1. Aramayı güdüleme: İncelemeler onu göstermiştir ki, deneyim, öğrenme, memnuniyet ve tekrar satınalmalar arttıkça alternatif markalara yönelik bilgi edinme isteği azalmaktadır.

2. Ters iknalara karşı direniş: Farklı araştırmalar, bireylerin belli bir nesnelere karşı bağlılık duyduklarında ikna teşebbüslerine karşı yüksek düzeyde direniş gösterdiğini ortaya koymuştur.

3. Kulaktan ağıza iletişim (Word-of-mouth): Tüketicilerin tatmin olma/olmama durumundan sonra satınalma sonrası iletişimin gerçekleştiğine inanılmaktadır. Westbrook (1987) kulaktan ağıza iletişimin tüketicinin o ürünle göze çarpan düzeyde duygusal bağın mevcut olması durumuda meydana geldiğini vurgulaşmıştır.
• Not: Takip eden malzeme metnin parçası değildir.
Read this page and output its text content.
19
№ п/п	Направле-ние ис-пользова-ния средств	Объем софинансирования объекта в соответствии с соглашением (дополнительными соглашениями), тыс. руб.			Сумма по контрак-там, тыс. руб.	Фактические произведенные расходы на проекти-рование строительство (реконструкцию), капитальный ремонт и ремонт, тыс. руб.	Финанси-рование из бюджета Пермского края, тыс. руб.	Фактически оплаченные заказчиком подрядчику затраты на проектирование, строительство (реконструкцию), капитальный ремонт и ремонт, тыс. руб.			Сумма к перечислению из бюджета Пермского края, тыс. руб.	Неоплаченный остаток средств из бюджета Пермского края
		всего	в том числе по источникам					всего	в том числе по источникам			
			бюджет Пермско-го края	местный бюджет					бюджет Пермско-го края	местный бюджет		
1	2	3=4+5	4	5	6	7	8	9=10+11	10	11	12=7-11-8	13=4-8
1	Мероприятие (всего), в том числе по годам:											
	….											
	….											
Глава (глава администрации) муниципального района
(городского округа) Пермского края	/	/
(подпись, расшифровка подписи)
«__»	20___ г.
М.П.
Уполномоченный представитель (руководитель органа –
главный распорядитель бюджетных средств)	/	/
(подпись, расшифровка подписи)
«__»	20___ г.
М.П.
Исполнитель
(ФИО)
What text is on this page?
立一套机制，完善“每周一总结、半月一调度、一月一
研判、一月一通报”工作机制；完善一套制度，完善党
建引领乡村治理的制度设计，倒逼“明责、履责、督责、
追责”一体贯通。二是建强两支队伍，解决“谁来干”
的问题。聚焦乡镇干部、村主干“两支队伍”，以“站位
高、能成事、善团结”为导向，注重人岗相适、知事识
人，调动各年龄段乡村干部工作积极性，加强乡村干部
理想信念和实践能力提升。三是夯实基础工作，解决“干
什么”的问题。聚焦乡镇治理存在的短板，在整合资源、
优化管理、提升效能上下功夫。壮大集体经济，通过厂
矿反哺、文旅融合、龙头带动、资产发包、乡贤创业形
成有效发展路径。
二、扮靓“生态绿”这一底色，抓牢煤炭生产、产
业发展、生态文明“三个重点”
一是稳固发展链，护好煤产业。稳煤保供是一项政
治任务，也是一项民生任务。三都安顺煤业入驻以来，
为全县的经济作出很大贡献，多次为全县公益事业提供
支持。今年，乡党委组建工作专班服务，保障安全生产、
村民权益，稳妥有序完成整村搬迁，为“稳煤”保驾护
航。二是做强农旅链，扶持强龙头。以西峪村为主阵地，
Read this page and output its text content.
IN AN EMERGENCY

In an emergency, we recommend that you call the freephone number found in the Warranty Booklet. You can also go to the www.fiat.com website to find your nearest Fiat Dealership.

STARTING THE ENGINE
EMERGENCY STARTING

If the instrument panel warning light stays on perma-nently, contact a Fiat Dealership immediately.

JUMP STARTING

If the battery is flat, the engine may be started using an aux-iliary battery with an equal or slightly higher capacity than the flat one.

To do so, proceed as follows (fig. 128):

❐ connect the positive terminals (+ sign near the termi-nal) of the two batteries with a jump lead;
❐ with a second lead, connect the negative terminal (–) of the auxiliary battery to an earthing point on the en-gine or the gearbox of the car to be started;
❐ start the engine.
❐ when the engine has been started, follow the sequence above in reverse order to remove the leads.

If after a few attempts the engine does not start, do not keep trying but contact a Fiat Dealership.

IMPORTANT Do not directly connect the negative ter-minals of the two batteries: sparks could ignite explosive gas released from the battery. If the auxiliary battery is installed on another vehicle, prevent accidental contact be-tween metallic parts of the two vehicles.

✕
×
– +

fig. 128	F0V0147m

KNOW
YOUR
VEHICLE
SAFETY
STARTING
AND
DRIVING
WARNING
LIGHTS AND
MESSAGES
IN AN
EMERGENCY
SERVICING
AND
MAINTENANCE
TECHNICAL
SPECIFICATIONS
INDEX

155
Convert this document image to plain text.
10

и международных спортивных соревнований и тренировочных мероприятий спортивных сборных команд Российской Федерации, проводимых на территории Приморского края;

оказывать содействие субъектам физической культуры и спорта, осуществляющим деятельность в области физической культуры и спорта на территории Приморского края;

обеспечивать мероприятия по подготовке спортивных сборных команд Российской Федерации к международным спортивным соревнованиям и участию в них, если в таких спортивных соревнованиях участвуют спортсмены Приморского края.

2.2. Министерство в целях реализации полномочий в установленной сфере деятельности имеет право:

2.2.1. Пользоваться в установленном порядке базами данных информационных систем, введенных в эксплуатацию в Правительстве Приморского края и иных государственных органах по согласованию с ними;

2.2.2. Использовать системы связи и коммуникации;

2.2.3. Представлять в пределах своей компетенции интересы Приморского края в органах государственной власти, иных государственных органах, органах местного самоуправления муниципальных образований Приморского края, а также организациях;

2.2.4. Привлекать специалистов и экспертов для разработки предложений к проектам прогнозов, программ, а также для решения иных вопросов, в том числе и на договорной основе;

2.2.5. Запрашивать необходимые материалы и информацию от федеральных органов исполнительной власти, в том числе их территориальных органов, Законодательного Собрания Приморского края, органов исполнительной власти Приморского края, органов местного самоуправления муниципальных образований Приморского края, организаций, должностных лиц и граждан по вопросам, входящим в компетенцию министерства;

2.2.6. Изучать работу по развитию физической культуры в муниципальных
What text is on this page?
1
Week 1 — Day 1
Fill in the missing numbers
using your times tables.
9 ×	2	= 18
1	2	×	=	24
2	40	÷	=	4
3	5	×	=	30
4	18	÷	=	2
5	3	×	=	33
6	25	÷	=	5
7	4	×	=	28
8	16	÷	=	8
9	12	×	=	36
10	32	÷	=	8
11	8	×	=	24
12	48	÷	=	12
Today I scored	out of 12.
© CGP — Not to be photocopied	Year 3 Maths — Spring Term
Kerin ve diğ. (2009) alışkanlıkla marka sadakati arasında yakın bir bağ olduğunu ve bunun tek bir markaya yönelik devamlı ve olumlu tutum olduğunu belirtmektedirler. Böylece, tüketici devamlı aynı şampuanı tercih ederek daha az zaman harcamış olacak ve aynı zamanda arzulanan sonuçlara – parlak saçlara kavuşmuş olacaktır.

Aynı konuda farklı bakış açısına sahip olan Solomon (2011), bir çok insanın mağazaya gittiğinde hep aynı marka ürünü almaya yönelmesini eylemsizlik olarak nitelendirmiş ve bunu daha az çaba gerektirmesi ile ilişkilendirmiştir. Buna dayanarak, tüketicinin eğer aradığı ürün stokta bulunmazsa, veya karışısınıa daha avantajlı bir ürün çıkarsa onu seçmekte tereddüt etmediğini de vurgulamıştır.

İşte, belli bir markaya yönelik bağlılığımız yoksa veya az ise, pazarlamacılar çeşitli kampanyalarla bizim bu alışkanlığımızı “dondurabilirler”. Böylesi bir “ihanet” gerçek marka bağlılığı sırasında meydana gelmemektedir. Eylemsizlik durumunun aksine marka bağlılığı, tüketicinin bilinçli olarak aynı markayı tekrar satınalmasıdır. Bu tanım, tüketicinin sadece tekrarlı satınalmak yerine, o markaya karşı olumlu tutumunun varolduğunu vurgulamaktadır. Aslında markaya bağlı tüketicilerin sadece olumlu tutumdan ziyade, ürüne karşı bir tutkusu olduğu gözlemlenmiştir. Bu sebepledir ki, gerçek marka bağlı müşteriler, şirketin değişimlerine, yeniden tasarımlamalarına veya favori markaları yok etmelerine karşı çok hiddetli bir tepki göstetmektedirler (Solomon, 2011).

Aynı fikirleri paylaşan Ünal ve diğ., (2008) marka sadakatinin oluşması için gerekli olan sadece tekrarlanan satınalma özelliği değil, aynı zamanda tüketicinin marka ile duygusal bağların varlığının gerekli olduğunu da düşünmektedirler. Tekrarlanan satın alımlar yalnız başlarına genellikle sahte marka bağlılığı olarak ifade edilmektedirler. İndirim kuponları, mağaza içi raf düzenlemeler ve diğer promosyonlar bu tür bağlılık sırasında tüketicileri kolayca etkileyerek onları markayı değiştirmeye itebilmektedir. Oysa gerçek marka bağlılığına sahip tüketiciler, hem marka özelliğine ve hem de markanın kendileri için ifade ettiği değerlere önem verirler ve bu nedenle de markalarını değiştirmeleri oldukça güç olmaktadır.

Tüketiciler markaya karşı olumlu hisler duyduklarında o markanın ürün ve hizmetlerini düzenli bir şekilde kullanmaktalar. Bu da markanın tüketicinin algılamasında öncelikli olması ve bundan daha önemlisi, onu bir “arkadaş” olarak görmesi durumunda beklenilen bir sonuçtur (Knapp, 2000).

Marka sadakati, tüketicileri öğrenmede elde edilen en son sonuçlardandır. Ve muhtemelen, güçlü bir markanı tanımlayan faktörler içinde, akademisyenler ve pratisyenler arasında en fazla dikkat çeken konu olmaktadır (Nguyen ve diğ., 2011). Marka sadakatinin tek bir tanımının olmamasına karşın, pazarlamacılar marka sadakatinde iki farklı yaklaşımın mevcutluğuna ve onların her ikisinin de ölçümlenmesi gerektiğine dair hemfikir olmaktadırlar (Schiffman ve Kanuk, 2010).